Upgrading four conference and meeting rooms at Port Moody City Hall and the Inlet Centre fire hall so they can accommodate virtual sessions is costing more than originally budgeted.

Most of the money will be spent on modifications to the Brovold Room, which is large enough for committee meetings and even council sessions.

A staff report to council’s finance committee said Brovold’s domed ceiling presents “a unique set of audio challenges” for microphones to pick up audio from all parts of the room without echoing. As a result, the installation of acoustic panels in the dome, as well as acoustic treatments on the walls, is being recommended.

Even then, said Raman Braich, Port Moody’s manager of information services, the baffling may not be enough.

“No one would definitively tell us 100 per cent if this would get rid of the reverb and echo,” he said.

But, Braich added, without any sort of absorption of sound in the room, it would be unusable for virtual or hybrid meetings.
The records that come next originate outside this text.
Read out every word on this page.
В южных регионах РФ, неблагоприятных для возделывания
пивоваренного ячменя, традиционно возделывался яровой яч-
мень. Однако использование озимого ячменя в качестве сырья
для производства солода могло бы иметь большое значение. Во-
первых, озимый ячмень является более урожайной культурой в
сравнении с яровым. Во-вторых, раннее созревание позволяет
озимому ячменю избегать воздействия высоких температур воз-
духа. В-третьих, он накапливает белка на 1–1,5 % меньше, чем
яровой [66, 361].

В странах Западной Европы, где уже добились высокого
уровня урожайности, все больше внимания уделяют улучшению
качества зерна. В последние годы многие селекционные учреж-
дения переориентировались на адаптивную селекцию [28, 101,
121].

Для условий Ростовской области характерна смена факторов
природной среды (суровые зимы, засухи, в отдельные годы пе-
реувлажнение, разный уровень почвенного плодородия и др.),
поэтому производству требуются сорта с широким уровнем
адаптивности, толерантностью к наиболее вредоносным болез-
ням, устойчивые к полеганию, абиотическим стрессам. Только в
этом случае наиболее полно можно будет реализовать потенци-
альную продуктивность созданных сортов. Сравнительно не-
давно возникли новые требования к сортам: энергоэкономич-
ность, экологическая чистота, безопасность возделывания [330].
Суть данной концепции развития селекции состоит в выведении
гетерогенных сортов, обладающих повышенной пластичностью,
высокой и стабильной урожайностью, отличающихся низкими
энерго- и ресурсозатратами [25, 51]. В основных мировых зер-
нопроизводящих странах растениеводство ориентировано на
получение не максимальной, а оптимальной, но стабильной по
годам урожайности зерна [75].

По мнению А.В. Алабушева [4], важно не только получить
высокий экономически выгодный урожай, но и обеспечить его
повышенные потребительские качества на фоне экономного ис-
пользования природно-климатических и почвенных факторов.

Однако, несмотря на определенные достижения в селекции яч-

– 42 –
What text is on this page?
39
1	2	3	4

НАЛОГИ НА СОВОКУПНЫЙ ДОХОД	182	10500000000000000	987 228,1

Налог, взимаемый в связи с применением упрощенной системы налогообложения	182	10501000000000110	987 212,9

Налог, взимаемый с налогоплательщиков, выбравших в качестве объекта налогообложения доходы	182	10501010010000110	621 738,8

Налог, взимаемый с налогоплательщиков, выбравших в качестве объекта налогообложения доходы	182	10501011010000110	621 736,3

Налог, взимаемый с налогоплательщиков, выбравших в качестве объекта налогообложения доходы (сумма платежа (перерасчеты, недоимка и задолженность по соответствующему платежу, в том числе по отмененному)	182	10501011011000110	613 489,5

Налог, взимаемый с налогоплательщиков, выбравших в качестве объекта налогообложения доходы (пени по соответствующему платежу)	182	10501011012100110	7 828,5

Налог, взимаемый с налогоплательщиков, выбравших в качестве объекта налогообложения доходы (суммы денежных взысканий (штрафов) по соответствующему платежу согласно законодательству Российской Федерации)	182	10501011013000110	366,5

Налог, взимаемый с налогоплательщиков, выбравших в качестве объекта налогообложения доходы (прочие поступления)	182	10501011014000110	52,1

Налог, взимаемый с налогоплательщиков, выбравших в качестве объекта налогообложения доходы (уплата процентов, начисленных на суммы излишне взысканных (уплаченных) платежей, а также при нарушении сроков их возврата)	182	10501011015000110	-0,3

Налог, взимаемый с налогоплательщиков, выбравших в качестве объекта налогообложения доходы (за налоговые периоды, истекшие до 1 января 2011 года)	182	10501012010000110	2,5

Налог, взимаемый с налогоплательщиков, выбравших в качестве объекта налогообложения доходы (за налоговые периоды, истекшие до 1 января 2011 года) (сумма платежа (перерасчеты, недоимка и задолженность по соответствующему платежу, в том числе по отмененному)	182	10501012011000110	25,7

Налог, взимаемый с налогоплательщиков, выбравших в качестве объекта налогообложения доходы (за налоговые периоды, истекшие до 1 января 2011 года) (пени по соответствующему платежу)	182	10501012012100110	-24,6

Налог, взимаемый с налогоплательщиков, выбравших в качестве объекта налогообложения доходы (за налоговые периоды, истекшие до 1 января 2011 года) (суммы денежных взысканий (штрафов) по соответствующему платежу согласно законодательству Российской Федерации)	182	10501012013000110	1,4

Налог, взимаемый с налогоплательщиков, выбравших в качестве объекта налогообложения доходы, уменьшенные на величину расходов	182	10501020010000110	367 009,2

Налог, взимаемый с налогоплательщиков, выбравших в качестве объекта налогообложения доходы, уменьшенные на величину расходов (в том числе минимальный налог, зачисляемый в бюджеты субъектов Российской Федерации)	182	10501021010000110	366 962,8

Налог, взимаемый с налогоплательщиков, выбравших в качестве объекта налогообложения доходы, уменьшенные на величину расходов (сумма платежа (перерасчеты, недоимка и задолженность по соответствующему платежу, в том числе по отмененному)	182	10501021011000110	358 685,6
“The goal is to be able to use the room for council, committee and staff meetings,” he said.

The cost to upgrade the meeting rooms with microphones and video cameras was originally $108,000, of which $32,500 has already been spent.

The challenges of the Brovold Room will add another $9,000 to the total cost, said the report.

The extra funds will be used to add a ceiling mounted microphone, two cameras that can be switched automatically and a third video display — in addition to the two already budgeted.

The money is coming from the provincial Covid-19 safe restart grant program that is supposed to help pay for Covid-related modification projects.

Mayor Meghan Lahti said even though the cost could still go higher again, upgrading the facility is an investment in the future and an acknowledgement that times have changed.

“We need to do something that’s professional and will move us forward for the next 10 to 20 years,” she said, adding since the increasing advent of virtual and hybrid meetings during the Covid-19 pandemic, they’re “not going to go away.”